Dans un message vidéo publié dimanche sur les réseaux sociaux, Machado, qui reste caché au Venezuela depuis des mois, a appelé les Vénézuéliens à marcher cette semaine en faveur d’une transition du pouvoir.
“Maduro ne va pas partir tout seul, nous devons le faire partir avec la force d’une population qui n’abandonne jamais”, a déclaré Machado. « Il est temps de rester ferme et de leur faire comprendre que c’est tout ce qu’ils peuvent faire.
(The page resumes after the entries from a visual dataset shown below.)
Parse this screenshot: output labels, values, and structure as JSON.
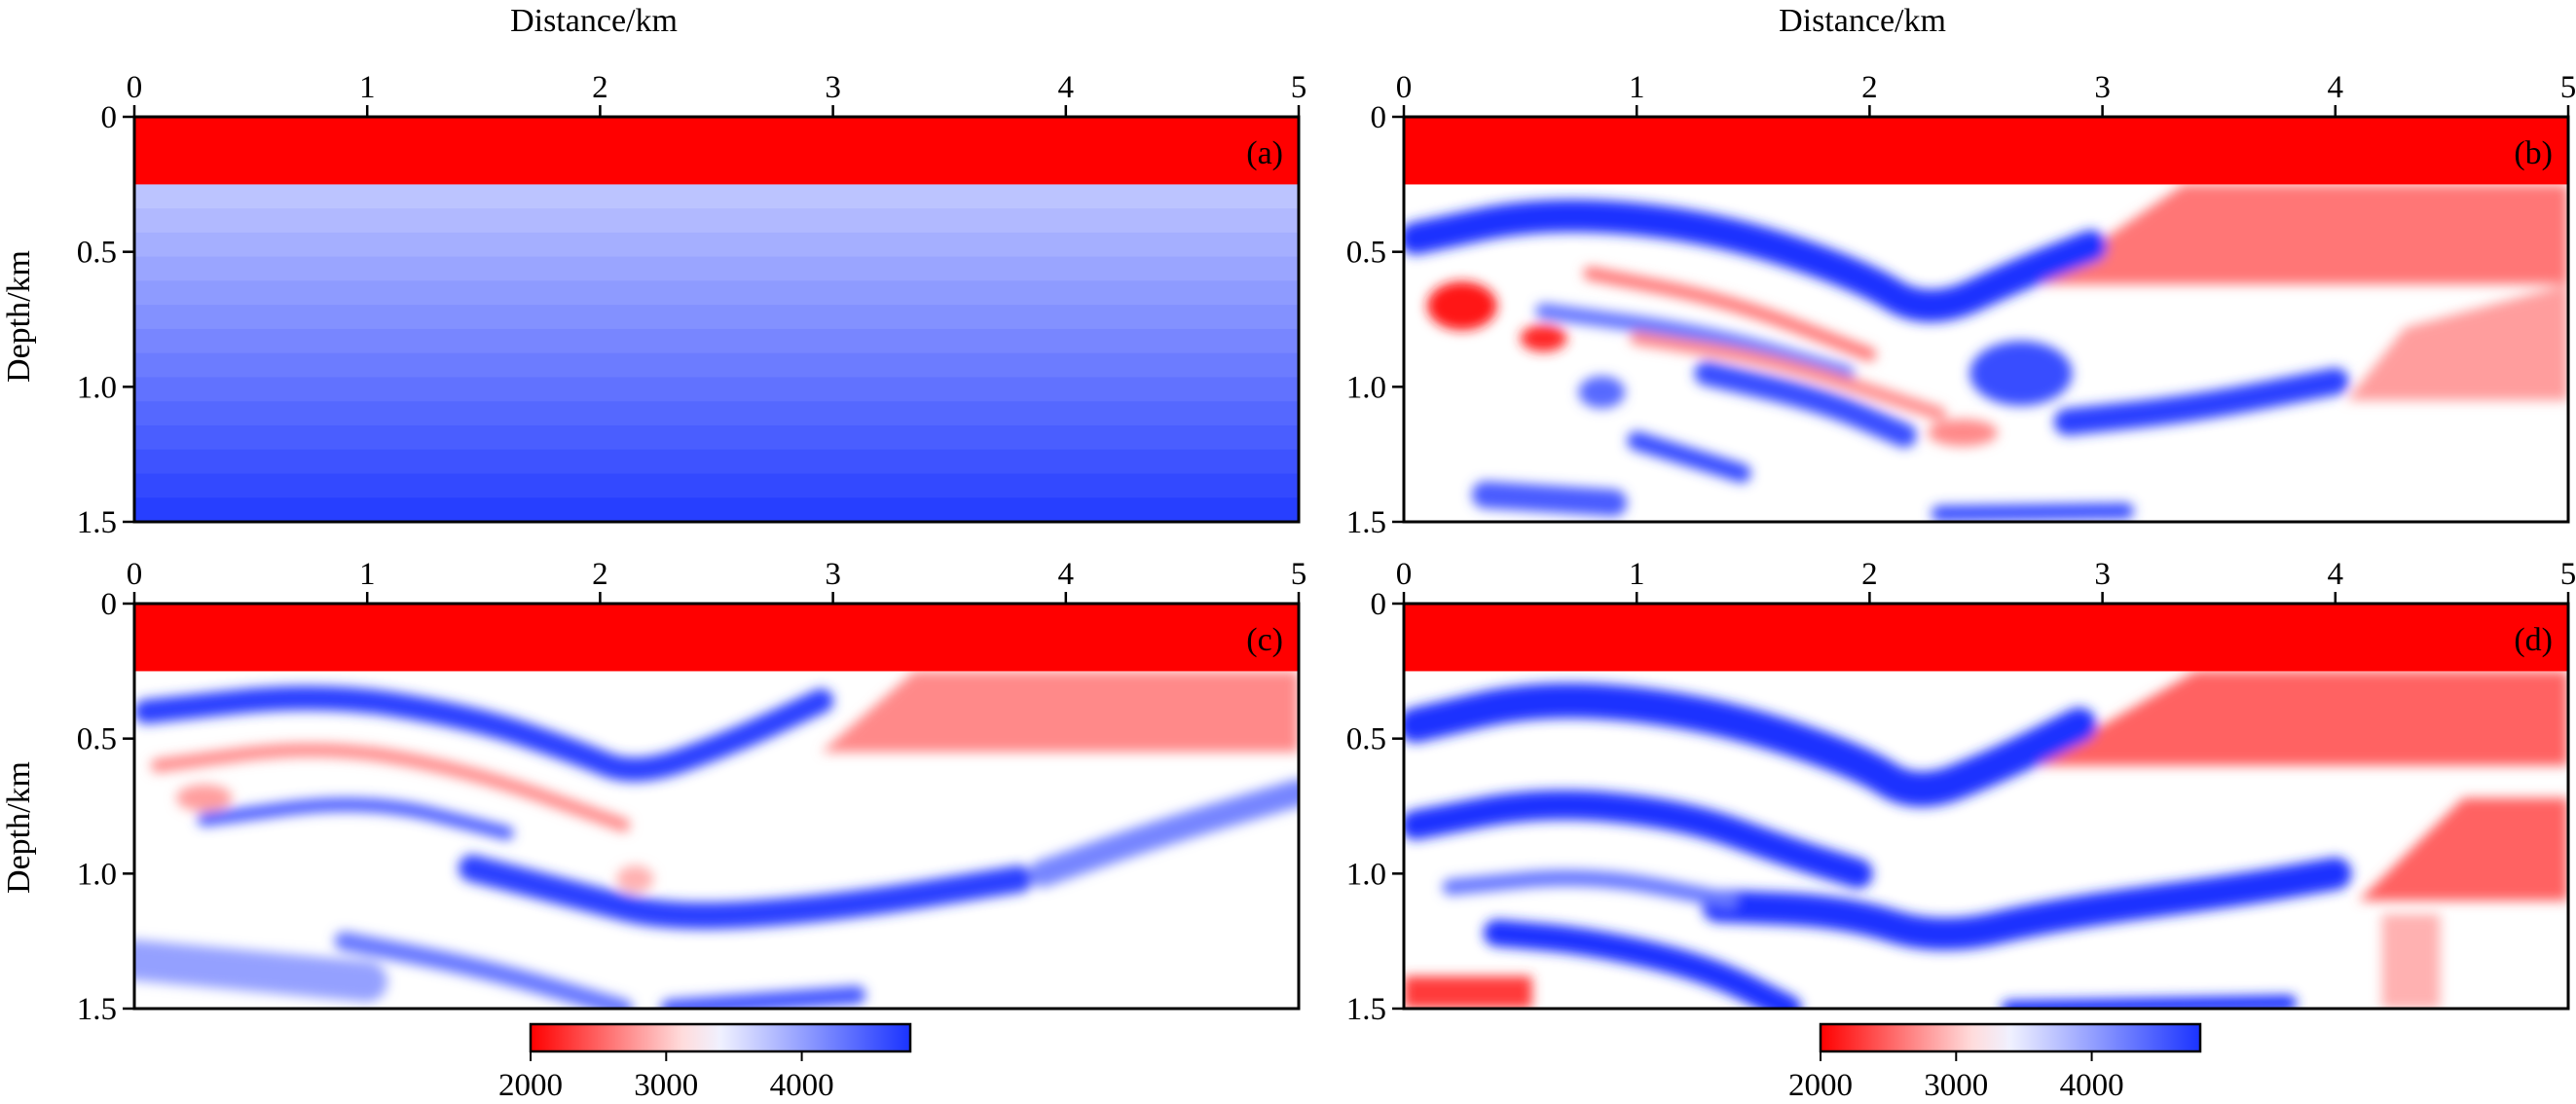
{
  "figure": {
    "x_axis_title": "Distance/km",
    "y_axis_title": "Depth/km",
    "x_ticks": [
      "0",
      "1",
      "2",
      "3",
      "4",
      "5"
    ],
    "y_ticks": [
      "0",
      "0.5",
      "1.0",
      "1.5"
    ],
    "colorbar_ticks": [
      "2000",
      "3000",
      "4000"
    ]
  },
  "colors": {
    "low": "#ff0000",
    "mid": "#ffffff",
    "high": "#1a33ff",
    "frame": "#000000"
  },
  "chart_data": [
    {
      "type": "heatmap",
      "panel": "a",
      "label": "(a)",
      "xlim": [
        0,
        5
      ],
      "ylim": [
        0,
        1.5
      ],
      "y_inverted": true,
      "color_range": [
        2000,
        4800
      ],
      "layers": [
        {
          "depth_top": 0.0,
          "depth_bottom": 0.25,
          "value": 2000
        },
        {
          "depth_top": 0.25,
          "depth_bottom": 1.5,
          "value_top": 3700,
          "value_bottom": 4750
        }
      ],
      "bands": [],
      "wedges": [],
      "blobs": []
    },
    {
      "type": "heatmap",
      "panel": "b",
      "label": "(b)",
      "xlim": [
        0,
        5
      ],
      "ylim": [
        0,
        1.5
      ],
      "y_inverted": true,
      "color_range": [
        2000,
        4800
      ],
      "layers": [
        {
          "depth_top": 0.0,
          "depth_bottom": 0.25,
          "value": 2000
        }
      ],
      "wedges": [
        {
          "value": 2600,
          "points": [
            [
              3.35,
              0.25
            ],
            [
              5.0,
              0.25
            ],
            [
              5.0,
              0.62
            ],
            [
              2.72,
              0.62
            ]
          ]
        },
        {
          "value": 2800,
          "points": [
            [
              4.3,
              0.78
            ],
            [
              5.0,
              0.62
            ],
            [
              5.0,
              1.05
            ],
            [
              4.05,
              1.05
            ]
          ]
        }
      ],
      "bands": [
        {
          "value": 4800,
          "width": 0.12,
          "points": [
            [
              0.05,
              0.45
            ],
            [
              0.6,
              0.35
            ],
            [
              1.3,
              0.4
            ],
            [
              1.95,
              0.58
            ],
            [
              2.25,
              0.74
            ],
            [
              2.65,
              0.58
            ],
            [
              2.95,
              0.48
            ]
          ]
        },
        {
          "value": 4600,
          "width": 0.09,
          "points": [
            [
              1.3,
              0.95
            ],
            [
              1.8,
              1.05
            ],
            [
              2.15,
              1.18
            ]
          ]
        },
        {
          "value": 4600,
          "width": 0.07,
          "points": [
            [
              1.0,
              1.2
            ],
            [
              1.45,
              1.32
            ]
          ]
        },
        {
          "value": 4700,
          "width": 0.1,
          "points": [
            [
              2.85,
              1.13
            ],
            [
              3.4,
              1.08
            ],
            [
              4.0,
              0.98
            ]
          ]
        },
        {
          "value": 4500,
          "width": 0.1,
          "points": [
            [
              0.35,
              1.4
            ],
            [
              0.9,
              1.43
            ]
          ]
        },
        {
          "value": 4600,
          "width": 0.06,
          "points": [
            [
              2.3,
              1.47
            ],
            [
              3.1,
              1.46
            ]
          ]
        },
        {
          "value": 4300,
          "width": 0.06,
          "points": [
            [
              0.6,
              0.72
            ],
            [
              1.3,
              0.8
            ],
            [
              1.9,
              0.95
            ]
          ]
        },
        {
          "value": 2600,
          "width": 0.05,
          "points": [
            [
              0.8,
              0.58
            ],
            [
              1.4,
              0.68
            ],
            [
              2.0,
              0.88
            ]
          ]
        },
        {
          "value": 2700,
          "width": 0.05,
          "points": [
            [
              1.0,
              0.82
            ],
            [
              1.6,
              0.9
            ],
            [
              2.3,
              1.1
            ]
          ]
        }
      ],
      "blobs": [
        {
          "x": 0.25,
          "y": 0.7,
          "rx": 0.15,
          "ry": 0.09,
          "value": 2100
        },
        {
          "x": 0.6,
          "y": 0.82,
          "rx": 0.1,
          "ry": 0.05,
          "value": 2200
        },
        {
          "x": 2.65,
          "y": 0.95,
          "rx": 0.22,
          "ry": 0.12,
          "value": 4600
        },
        {
          "x": 2.4,
          "y": 1.17,
          "rx": 0.15,
          "ry": 0.05,
          "value": 2700
        },
        {
          "x": 0.85,
          "y": 1.02,
          "rx": 0.1,
          "ry": 0.06,
          "value": 4400
        }
      ]
    },
    {
      "type": "heatmap",
      "panel": "c",
      "label": "(c)",
      "xlim": [
        0,
        5
      ],
      "ylim": [
        0,
        1.5
      ],
      "y_inverted": true,
      "color_range": [
        2000,
        4800
      ],
      "layers": [
        {
          "depth_top": 0.0,
          "depth_bottom": 0.25,
          "value": 2000
        }
      ],
      "wedges": [
        {
          "value": 2700,
          "points": [
            [
              3.35,
              0.25
            ],
            [
              5.0,
              0.25
            ],
            [
              5.0,
              0.55
            ],
            [
              2.95,
              0.55
            ]
          ]
        }
      ],
      "bands": [
        {
          "value": 4700,
          "width": 0.09,
          "points": [
            [
              0.05,
              0.4
            ],
            [
              0.8,
              0.33
            ],
            [
              1.45,
              0.42
            ],
            [
              1.9,
              0.55
            ],
            [
              2.15,
              0.64
            ],
            [
              2.55,
              0.52
            ],
            [
              2.95,
              0.36
            ]
          ]
        },
        {
          "value": 2700,
          "width": 0.05,
          "points": [
            [
              0.1,
              0.6
            ],
            [
              0.8,
              0.52
            ],
            [
              1.45,
              0.62
            ],
            [
              2.1,
              0.82
            ]
          ]
        },
        {
          "value": 4500,
          "width": 0.05,
          "points": [
            [
              0.3,
              0.8
            ],
            [
              1.0,
              0.72
            ],
            [
              1.6,
              0.85
            ]
          ]
        },
        {
          "value": 4700,
          "width": 0.1,
          "points": [
            [
              1.45,
              0.98
            ],
            [
              1.9,
              1.08
            ],
            [
              2.3,
              1.17
            ],
            [
              3.0,
              1.13
            ],
            [
              3.8,
              1.02
            ]
          ]
        },
        {
          "value": 4300,
          "width": 0.07,
          "points": [
            [
              0.9,
              1.25
            ],
            [
              1.5,
              1.35
            ],
            [
              2.1,
              1.5
            ]
          ]
        },
        {
          "value": 4500,
          "width": 0.07,
          "points": [
            [
              2.3,
              1.5
            ],
            [
              3.1,
              1.45
            ]
          ]
        },
        {
          "value": 4200,
          "width": 0.1,
          "points": [
            [
              3.9,
              1.0
            ],
            [
              4.4,
              0.85
            ],
            [
              5.0,
              0.7
            ]
          ]
        },
        {
          "value": 4000,
          "width": 0.15,
          "points": [
            [
              0.0,
              1.32
            ],
            [
              1.0,
              1.4
            ]
          ]
        }
      ],
      "blobs": [
        {
          "x": 2.15,
          "y": 1.02,
          "rx": 0.08,
          "ry": 0.05,
          "value": 2900
        },
        {
          "x": 0.3,
          "y": 0.72,
          "rx": 0.12,
          "ry": 0.05,
          "value": 2800
        }
      ]
    },
    {
      "type": "heatmap",
      "panel": "d",
      "label": "(d)",
      "xlim": [
        0,
        5
      ],
      "ylim": [
        0,
        1.5
      ],
      "y_inverted": true,
      "color_range": [
        2000,
        4800
      ],
      "layers": [
        {
          "depth_top": 0.0,
          "depth_bottom": 0.25,
          "value": 2000
        }
      ],
      "wedges": [
        {
          "value": 2500,
          "points": [
            [
              3.4,
              0.25
            ],
            [
              5.0,
              0.25
            ],
            [
              5.0,
              0.6
            ],
            [
              2.7,
              0.6
            ]
          ]
        },
        {
          "value": 2500,
          "points": [
            [
              4.55,
              0.72
            ],
            [
              5.0,
              0.72
            ],
            [
              5.0,
              1.1
            ],
            [
              4.1,
              1.1
            ]
          ]
        },
        {
          "value": 2900,
          "points": [
            [
              4.2,
              1.15
            ],
            [
              4.45,
              1.15
            ],
            [
              4.45,
              1.5
            ],
            [
              4.2,
              1.5
            ]
          ]
        },
        {
          "value": 2300,
          "points": [
            [
              0.0,
              1.38
            ],
            [
              0.55,
              1.38
            ],
            [
              0.55,
              1.5
            ],
            [
              0.0,
              1.5
            ]
          ]
        }
      ],
      "bands": [
        {
          "value": 4800,
          "width": 0.13,
          "points": [
            [
              0.05,
              0.45
            ],
            [
              0.6,
              0.34
            ],
            [
              1.3,
              0.4
            ],
            [
              1.95,
              0.58
            ],
            [
              2.2,
              0.72
            ],
            [
              2.55,
              0.6
            ],
            [
              2.9,
              0.45
            ]
          ]
        },
        {
          "value": 4800,
          "width": 0.11,
          "points": [
            [
              0.05,
              0.82
            ],
            [
              0.6,
              0.73
            ],
            [
              1.2,
              0.78
            ],
            [
              1.65,
              0.92
            ],
            [
              1.95,
              1.0
            ]
          ]
        },
        {
          "value": 4800,
          "width": 0.12,
          "points": [
            [
              1.35,
              1.12
            ],
            [
              1.9,
              1.14
            ],
            [
              2.3,
              1.25
            ],
            [
              2.8,
              1.15
            ],
            [
              3.6,
              1.06
            ],
            [
              4.0,
              1.0
            ]
          ]
        },
        {
          "value": 4800,
          "width": 0.1,
          "points": [
            [
              0.4,
              1.22
            ],
            [
              0.8,
              1.25
            ],
            [
              1.3,
              1.35
            ],
            [
              1.65,
              1.5
            ]
          ]
        },
        {
          "value": 4800,
          "width": 0.06,
          "points": [
            [
              2.6,
              1.5
            ],
            [
              3.8,
              1.48
            ]
          ]
        },
        {
          "value": 4300,
          "width": 0.06,
          "points": [
            [
              0.2,
              1.05
            ],
            [
              0.8,
              1.0
            ],
            [
              1.4,
              1.1
            ]
          ]
        }
      ],
      "blobs": []
    }
  ]
}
Que c’est fini.
À son tour, le gouvernement Maduro a renforcé la sécurité et déployé plus de 1 200 militaires dans les villes du pays pour « garantir la paix » le jour de l’inauguration.
Le gouvernement a également arrêté plus de 12 défenseurs des droits humains, militants politiques et proches de personnalités de l’opposition ces derniers jours, selon Amnesty International, une organisation de défense des droits humains.
Parmi les détenus figurerait le gendre de Gonzalez, Rafael Tudares : le candidat à la présidentielle dit Tudares était enlevé par des hommes masqués à Caracas mardi.
Et jeudi, Machado elle-même a été arrêtée alors qu’elle quittait une manifestation anti-Maduro, selon des responsables de l’opposition qui ont déclaré que son moyen de transport avait fait l’objet de tirs. Elle a été rapidement libérée.
Un avenir incertain
Les récentes arrestations ont suscité une nouvelle vague de condamnation internationale.
L’ambassade des États-Unis au Venezuela a appelé la détention du gendre de Gonzalez constitue un acte « d’intimidation » contre l’opposition. Le président colombien Gustavo Petro dit que les arrestations l’ont empêché d’assister à l’investiture de Maduro vendredi.
Pourtant, le contrôle exercé par Maduro sur les institutions de l’État a permis aux forces de sécurité d’agir en toute impunité, selon le récent rapport. rapport de la Commission interaméricaine des droits de l’homme.
Medina lui-même estime que la répression au Venezuela pourrait s’intensifier si Maduro reste au pouvoir pour un troisième mandat.
« Si nous n’obtenons pas la liberté, il y aura bien plus de persécutions », a déclaré Medina. « Ils tenteront de mettre un terme à tout ce qu’ils considèrent comme de l’opposition, y compris les dirigeants politiques et les médias. »
Pour l’instant, il a ajouté qu’il espère poursuivre son travail de dénonciation des violations des droits de l’homme à l’étranger.
“Ce que j’ai décidé, c’est que, quoi qu’il arrive, je me battrai pour mon pays.”